CIVITAVECCHIA – L’allarme rimbalza dalla Sardegna al continente: la tratta Civitavecchia-Arbatax-Cagliari rischia di essere soppressa alla fine di marzo. Il collegamento per la continuità marittima, infatti – come ha sottolineato il sottosegretario al Ministero dei Trasporti, Tullio Ferrante, in un recente question time – «è considerata scarsamente redditizia dagli armatori perché caratterizzata da costi molto elevati e condizionata dalla concorrenza esercitata da altre linee». Inoltre «sia la Commissione europea che l’Autorità di Regolazione dei Trasporti (Art) hanno espresso perplessità sulla necessità di mantenere la linea in regime di servizio pubblico». Secondo il responsabile di Assotir, Patrizio Loffarelli, questa impostazione da parte del governo non è ricevibile. “Mettere sullo stesso piano – spiega – la continuità territoriale e la redditività di una linea, con la prima che si basa su un servizio che deve essere garantito alla cittadinanza e alle imprese che vivono di pendolarismo, per i quali è necessario un servizio dello Stato.

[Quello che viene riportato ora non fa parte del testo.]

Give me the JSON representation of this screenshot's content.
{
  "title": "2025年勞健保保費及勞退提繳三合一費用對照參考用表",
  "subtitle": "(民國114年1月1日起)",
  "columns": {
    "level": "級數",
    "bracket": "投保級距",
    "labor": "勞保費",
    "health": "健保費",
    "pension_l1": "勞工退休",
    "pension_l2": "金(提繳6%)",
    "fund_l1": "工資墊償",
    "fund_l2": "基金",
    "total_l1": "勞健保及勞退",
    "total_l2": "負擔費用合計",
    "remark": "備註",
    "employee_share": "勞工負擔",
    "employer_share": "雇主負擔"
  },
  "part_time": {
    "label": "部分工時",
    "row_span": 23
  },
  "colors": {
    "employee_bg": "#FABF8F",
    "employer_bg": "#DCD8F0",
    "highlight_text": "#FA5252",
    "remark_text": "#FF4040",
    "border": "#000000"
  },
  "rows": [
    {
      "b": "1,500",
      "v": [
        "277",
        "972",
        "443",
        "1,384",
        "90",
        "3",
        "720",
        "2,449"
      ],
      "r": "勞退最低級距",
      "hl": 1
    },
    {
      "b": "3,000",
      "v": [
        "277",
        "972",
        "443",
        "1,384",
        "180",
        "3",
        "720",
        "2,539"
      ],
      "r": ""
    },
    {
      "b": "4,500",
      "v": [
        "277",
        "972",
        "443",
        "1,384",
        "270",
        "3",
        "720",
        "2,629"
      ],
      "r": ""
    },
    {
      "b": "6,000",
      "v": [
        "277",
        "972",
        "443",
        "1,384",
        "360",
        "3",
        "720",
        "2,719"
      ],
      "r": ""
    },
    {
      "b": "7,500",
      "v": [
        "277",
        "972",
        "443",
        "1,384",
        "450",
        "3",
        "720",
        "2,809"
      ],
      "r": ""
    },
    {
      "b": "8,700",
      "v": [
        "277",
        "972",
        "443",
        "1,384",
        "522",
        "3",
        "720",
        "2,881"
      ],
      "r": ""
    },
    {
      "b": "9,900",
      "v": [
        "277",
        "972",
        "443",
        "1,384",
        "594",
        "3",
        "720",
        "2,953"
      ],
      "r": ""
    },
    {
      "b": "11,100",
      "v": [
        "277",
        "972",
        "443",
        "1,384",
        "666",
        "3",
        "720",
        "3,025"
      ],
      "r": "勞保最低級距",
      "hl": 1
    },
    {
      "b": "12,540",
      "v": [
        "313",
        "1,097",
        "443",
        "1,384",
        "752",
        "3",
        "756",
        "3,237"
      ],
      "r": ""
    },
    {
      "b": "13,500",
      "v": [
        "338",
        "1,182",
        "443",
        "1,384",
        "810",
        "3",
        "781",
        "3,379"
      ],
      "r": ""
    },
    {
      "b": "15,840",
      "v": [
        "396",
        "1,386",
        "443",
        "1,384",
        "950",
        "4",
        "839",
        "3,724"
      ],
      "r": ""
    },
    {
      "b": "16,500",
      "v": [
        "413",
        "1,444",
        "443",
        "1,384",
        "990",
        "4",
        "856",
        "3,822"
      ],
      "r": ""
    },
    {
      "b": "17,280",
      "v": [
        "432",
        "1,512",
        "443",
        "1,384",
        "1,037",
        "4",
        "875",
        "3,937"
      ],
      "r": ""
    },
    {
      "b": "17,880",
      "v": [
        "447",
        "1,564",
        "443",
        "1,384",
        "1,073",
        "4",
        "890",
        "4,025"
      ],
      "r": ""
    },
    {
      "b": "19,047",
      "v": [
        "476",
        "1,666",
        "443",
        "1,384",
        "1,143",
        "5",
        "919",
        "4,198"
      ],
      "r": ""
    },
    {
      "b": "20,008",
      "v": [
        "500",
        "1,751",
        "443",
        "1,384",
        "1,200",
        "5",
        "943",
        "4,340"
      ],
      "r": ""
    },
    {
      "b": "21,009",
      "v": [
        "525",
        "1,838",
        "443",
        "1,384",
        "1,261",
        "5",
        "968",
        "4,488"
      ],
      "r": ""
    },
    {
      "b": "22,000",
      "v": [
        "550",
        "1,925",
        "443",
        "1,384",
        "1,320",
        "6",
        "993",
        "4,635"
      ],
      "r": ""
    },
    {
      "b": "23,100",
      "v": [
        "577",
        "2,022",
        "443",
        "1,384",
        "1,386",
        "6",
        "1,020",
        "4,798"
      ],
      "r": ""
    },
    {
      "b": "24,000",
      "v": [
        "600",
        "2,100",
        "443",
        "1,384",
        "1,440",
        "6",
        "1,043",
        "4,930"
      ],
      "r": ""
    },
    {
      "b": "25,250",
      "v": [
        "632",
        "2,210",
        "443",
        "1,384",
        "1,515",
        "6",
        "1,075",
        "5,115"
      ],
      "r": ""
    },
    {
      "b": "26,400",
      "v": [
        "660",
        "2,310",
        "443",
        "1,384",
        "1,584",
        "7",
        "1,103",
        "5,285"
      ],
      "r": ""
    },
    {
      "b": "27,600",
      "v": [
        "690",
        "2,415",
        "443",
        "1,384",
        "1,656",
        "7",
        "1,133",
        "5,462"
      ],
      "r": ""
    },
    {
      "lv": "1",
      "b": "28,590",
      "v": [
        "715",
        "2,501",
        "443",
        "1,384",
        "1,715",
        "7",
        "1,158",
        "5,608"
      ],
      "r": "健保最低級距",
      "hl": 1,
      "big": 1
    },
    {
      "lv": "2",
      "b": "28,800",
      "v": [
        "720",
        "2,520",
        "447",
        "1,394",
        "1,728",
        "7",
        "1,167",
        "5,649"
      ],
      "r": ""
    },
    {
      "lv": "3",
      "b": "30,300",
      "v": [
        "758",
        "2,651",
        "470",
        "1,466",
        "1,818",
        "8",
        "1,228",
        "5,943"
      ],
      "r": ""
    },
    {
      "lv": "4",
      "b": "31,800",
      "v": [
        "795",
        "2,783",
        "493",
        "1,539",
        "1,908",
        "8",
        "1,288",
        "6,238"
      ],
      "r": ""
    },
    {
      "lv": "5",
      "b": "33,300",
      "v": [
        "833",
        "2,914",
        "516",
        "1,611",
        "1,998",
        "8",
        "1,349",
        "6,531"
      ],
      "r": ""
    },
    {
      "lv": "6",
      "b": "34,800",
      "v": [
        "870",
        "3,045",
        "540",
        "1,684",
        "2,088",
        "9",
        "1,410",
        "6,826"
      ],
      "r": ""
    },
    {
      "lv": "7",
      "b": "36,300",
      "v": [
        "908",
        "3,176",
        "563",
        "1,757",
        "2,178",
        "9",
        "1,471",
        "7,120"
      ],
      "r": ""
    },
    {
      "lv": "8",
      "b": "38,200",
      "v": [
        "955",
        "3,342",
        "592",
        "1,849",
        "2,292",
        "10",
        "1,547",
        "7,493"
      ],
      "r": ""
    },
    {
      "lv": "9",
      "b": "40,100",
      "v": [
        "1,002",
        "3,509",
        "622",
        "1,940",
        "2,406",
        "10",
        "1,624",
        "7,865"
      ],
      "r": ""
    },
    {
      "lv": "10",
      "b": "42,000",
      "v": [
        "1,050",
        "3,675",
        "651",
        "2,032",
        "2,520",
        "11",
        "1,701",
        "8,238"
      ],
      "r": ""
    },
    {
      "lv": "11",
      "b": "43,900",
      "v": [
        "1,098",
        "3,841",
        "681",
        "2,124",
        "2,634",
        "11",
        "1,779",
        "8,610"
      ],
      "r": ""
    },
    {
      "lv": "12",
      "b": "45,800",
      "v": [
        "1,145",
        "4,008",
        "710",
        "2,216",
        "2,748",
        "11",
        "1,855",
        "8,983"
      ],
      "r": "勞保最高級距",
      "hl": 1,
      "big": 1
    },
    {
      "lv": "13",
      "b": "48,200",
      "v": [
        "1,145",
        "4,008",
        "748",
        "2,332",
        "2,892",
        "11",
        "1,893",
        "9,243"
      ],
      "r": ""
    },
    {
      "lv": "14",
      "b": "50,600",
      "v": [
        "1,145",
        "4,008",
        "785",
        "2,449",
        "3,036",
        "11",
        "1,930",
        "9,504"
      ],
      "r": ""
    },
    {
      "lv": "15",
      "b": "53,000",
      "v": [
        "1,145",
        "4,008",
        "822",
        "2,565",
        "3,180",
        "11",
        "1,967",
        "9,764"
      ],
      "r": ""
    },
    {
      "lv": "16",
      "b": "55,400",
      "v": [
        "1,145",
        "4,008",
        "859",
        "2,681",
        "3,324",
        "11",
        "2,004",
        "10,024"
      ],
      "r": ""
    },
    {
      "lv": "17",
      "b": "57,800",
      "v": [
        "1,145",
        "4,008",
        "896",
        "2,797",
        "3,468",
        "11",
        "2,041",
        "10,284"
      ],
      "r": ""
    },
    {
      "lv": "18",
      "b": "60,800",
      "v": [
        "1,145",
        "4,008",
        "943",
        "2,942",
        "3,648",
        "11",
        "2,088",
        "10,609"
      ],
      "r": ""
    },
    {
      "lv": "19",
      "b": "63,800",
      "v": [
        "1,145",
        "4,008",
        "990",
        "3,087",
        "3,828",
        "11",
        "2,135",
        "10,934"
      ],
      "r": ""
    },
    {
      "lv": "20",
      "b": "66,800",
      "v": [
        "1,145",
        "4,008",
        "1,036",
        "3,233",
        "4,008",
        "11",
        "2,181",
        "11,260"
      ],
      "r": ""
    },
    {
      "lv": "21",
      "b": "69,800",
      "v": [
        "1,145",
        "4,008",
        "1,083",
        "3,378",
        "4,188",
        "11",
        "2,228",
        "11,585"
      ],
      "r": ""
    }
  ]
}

Stato che non deve confondersi con gli interessi privati di un imprenditore. Non deve sostituirsi alla redditività di una linea, ma deve garantire un servizio, disciplinandolo in maniera efficiente per rispondere alle esigenze della cittadinanza e delle imprese. Continua quindi la confusione istituzionale. E quello che dicevamo mesi fa ha portato quindi al risultato di oggi – ha concluso Loffarelli – il rischio di annullamento della continuità territoriale a fronte di un mancato guadagno che nulla ha a che fare con un servizio da rendere alla popolazione».